例えばHANA Cloudにチャットアプリが搭載されている場合、ユーザーが質問を投げると、まずHANA Cloudのベクトル化された自社データに対して問い合わせが走る、問い合わせ内容にもっとも近いデータがLLMに渡され、その情報をもとにLLMが回答を返すといった流れをとる。
AIアプリケーション構築のワンストップショップであるAI Foundation
最後に紹介されたのが、ここまでの新機能を支える基盤となるAI Foundationだ。AI CoreやAI Launchpadといった既存の機械学習向け機能に、新たに生成AI向け機能を追加した「Generative AI Hub」を備える。Generative AI hubやAIサービス、AIランタイム、ライフサイクル管理といった、SAP BTP上でAIを活用したアプリケーションを構築するために必要な機能を統合した技術基盤となる。
「AI Foundationは、HANA Cloudのベクトルエンジンにもアクセスでき、SAPの世界で生成AI、AIのアプリケーションを開発する入口になっている。汎用的なLLMだけではなく、SAP独自やユーザー自身で開発したAIモデルを活用するためのAI基盤」と本名氏。

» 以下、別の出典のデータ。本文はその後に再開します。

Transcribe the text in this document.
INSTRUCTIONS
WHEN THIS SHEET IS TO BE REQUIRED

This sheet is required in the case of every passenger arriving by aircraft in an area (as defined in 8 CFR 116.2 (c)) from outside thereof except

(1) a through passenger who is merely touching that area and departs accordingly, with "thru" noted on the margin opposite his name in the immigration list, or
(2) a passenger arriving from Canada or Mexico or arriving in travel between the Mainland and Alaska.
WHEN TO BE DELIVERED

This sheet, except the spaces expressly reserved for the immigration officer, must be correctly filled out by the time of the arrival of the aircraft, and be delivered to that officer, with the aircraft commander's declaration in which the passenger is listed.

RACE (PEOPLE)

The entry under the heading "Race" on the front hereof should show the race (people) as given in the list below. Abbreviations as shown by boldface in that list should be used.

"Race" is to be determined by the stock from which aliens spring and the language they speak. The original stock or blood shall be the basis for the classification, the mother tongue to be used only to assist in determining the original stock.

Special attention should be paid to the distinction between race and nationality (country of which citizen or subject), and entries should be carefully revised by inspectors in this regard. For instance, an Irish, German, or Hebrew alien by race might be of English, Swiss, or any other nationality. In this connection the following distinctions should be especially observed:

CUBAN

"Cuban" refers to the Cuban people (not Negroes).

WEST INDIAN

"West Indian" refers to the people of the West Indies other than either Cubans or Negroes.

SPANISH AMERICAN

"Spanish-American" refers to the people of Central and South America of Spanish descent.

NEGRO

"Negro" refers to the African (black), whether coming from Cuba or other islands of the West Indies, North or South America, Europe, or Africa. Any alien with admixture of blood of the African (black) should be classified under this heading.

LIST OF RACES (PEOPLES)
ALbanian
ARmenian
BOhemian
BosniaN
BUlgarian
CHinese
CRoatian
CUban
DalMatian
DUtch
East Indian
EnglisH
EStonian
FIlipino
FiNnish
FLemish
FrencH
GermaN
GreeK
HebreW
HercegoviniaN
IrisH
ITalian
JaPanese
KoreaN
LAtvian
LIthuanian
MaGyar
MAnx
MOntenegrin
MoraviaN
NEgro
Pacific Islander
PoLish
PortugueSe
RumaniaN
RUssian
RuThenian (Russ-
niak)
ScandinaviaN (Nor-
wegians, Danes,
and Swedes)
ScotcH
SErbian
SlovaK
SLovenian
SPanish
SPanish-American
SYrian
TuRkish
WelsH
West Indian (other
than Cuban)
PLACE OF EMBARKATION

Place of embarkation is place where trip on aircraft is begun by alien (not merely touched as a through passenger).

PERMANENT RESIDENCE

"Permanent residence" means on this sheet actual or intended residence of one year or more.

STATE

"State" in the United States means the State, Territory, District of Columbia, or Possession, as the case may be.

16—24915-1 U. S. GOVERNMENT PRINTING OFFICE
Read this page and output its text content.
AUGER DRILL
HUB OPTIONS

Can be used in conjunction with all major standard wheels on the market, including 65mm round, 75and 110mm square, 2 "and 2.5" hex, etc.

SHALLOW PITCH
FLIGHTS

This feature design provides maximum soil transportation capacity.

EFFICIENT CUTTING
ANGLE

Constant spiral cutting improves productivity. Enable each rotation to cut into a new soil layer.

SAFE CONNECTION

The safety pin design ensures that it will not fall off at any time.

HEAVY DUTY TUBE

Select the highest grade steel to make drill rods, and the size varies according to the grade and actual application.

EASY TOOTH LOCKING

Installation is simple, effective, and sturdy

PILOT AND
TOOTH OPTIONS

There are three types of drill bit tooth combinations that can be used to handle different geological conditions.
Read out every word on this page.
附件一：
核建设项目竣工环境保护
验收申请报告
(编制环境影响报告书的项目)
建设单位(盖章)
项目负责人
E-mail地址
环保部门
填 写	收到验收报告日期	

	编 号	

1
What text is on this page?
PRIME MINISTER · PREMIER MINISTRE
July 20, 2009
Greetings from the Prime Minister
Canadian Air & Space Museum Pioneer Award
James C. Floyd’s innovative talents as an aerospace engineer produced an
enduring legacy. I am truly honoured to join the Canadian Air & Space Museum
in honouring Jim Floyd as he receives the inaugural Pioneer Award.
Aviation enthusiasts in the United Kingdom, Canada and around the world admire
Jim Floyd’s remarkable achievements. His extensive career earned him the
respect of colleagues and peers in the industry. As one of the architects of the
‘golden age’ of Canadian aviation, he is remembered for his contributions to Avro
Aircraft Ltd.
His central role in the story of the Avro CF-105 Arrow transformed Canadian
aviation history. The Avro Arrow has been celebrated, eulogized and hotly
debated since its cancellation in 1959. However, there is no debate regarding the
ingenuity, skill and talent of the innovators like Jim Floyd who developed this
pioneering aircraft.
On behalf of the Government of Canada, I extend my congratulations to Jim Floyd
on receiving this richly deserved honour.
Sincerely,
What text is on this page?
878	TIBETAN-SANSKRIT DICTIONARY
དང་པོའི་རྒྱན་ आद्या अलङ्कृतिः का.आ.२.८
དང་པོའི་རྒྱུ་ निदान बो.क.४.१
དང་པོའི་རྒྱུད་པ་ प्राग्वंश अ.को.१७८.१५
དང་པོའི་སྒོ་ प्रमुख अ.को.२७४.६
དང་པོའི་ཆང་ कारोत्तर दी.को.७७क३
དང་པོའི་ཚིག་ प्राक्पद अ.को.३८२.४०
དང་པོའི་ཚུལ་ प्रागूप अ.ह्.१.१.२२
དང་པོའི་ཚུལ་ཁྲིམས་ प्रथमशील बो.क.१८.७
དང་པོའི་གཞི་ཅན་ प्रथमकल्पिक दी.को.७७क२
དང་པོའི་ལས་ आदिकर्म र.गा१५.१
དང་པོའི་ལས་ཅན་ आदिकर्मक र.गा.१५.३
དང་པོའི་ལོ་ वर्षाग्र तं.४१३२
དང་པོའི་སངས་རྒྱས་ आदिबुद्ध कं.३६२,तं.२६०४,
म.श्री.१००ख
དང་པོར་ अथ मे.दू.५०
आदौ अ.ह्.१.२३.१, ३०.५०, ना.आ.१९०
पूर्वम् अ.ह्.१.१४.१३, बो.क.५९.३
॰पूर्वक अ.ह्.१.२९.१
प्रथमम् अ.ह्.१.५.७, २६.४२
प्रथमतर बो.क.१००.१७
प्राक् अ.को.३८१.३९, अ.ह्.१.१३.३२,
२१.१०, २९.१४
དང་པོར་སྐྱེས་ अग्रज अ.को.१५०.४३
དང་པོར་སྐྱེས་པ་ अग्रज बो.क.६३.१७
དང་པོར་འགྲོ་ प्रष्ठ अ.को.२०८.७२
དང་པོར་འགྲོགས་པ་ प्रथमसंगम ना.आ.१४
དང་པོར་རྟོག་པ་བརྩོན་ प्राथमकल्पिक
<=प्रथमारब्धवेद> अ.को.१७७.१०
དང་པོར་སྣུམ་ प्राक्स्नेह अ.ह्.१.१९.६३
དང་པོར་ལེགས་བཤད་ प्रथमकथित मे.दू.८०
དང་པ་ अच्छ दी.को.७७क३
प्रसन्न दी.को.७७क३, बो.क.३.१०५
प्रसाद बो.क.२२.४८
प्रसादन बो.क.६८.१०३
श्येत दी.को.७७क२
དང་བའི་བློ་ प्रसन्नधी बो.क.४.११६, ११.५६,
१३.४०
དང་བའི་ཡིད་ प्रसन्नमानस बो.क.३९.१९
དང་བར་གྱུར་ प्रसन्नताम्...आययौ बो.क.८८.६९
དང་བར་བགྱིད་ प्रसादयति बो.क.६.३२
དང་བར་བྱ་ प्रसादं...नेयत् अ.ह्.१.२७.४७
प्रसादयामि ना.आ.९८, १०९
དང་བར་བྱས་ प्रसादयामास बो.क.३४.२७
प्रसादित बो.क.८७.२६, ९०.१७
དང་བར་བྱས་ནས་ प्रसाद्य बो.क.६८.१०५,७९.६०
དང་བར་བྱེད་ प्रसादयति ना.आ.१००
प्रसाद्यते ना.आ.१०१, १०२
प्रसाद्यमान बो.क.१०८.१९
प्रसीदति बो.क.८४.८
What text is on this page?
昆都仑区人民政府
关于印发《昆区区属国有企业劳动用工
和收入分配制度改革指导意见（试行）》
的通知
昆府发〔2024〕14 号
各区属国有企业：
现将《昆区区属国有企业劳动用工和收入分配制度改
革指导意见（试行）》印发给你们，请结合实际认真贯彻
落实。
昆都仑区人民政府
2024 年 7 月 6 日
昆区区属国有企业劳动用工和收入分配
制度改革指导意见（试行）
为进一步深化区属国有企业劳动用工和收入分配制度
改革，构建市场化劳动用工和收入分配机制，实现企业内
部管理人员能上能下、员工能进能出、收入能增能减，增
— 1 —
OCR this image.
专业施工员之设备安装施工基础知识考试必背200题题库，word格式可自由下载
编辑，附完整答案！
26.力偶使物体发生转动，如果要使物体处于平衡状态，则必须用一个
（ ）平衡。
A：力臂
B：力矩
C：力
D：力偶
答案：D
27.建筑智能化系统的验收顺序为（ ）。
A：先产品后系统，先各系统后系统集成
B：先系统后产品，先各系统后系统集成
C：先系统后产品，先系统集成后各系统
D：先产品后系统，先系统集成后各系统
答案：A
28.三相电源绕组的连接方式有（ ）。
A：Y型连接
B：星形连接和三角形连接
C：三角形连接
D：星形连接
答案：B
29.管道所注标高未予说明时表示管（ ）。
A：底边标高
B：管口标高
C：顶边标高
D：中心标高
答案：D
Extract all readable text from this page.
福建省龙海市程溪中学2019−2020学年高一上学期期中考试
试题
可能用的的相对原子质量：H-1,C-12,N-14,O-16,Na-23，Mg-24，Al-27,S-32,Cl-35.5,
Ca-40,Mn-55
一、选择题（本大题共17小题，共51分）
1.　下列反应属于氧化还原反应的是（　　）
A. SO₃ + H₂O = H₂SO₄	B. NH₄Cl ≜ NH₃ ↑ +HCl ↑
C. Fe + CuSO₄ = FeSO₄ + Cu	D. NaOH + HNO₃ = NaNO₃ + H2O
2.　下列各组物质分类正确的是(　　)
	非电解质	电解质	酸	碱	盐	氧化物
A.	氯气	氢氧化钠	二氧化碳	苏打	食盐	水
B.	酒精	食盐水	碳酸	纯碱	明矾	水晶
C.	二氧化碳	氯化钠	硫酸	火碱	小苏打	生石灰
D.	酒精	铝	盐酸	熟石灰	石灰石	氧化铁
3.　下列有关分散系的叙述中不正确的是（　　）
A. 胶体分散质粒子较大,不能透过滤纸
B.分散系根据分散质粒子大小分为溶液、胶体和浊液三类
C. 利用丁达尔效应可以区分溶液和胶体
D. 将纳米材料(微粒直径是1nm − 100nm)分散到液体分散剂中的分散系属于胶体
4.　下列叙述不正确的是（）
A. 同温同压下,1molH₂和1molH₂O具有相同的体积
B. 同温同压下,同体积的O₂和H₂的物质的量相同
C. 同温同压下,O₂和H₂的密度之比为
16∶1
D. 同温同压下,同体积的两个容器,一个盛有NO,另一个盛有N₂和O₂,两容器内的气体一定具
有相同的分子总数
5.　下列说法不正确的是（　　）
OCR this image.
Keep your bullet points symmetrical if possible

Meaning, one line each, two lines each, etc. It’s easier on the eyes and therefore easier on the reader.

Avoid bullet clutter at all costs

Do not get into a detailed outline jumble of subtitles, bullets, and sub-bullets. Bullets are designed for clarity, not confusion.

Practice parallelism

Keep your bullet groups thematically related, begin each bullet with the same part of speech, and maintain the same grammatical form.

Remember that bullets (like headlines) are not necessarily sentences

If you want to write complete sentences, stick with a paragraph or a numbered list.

また、これらのサービスを実際に活用するために、アーキテクト向け、開発者向け、管理者向けといった各ロールごとの包括的なガイダンスである「SAP BTPガイダンスフレームワーク」も展開される。
SAP社内で組織を超えたAIのイニシアチブ化を推進
今回発表された、SAP Build Code、HANA Cloudのベクトルエンジン対応、AI Foundation(Generative AI Hub)は、2024年のQ1にまでに順次一般提供される。
SAPジャパンは、これらの開発者向けプラットフォームを、既存のパートナーを軸として国内市場に訴求していく。SAP BTPやHANA Cloudを活用するユーザーに向けて、具体的なユースケースを提示していくとともに、「社内にAIの担当部署を置くのではなく、組織を超えてAIをイニシアチブ化していきたい」と岩渕氏は抱負を述べた。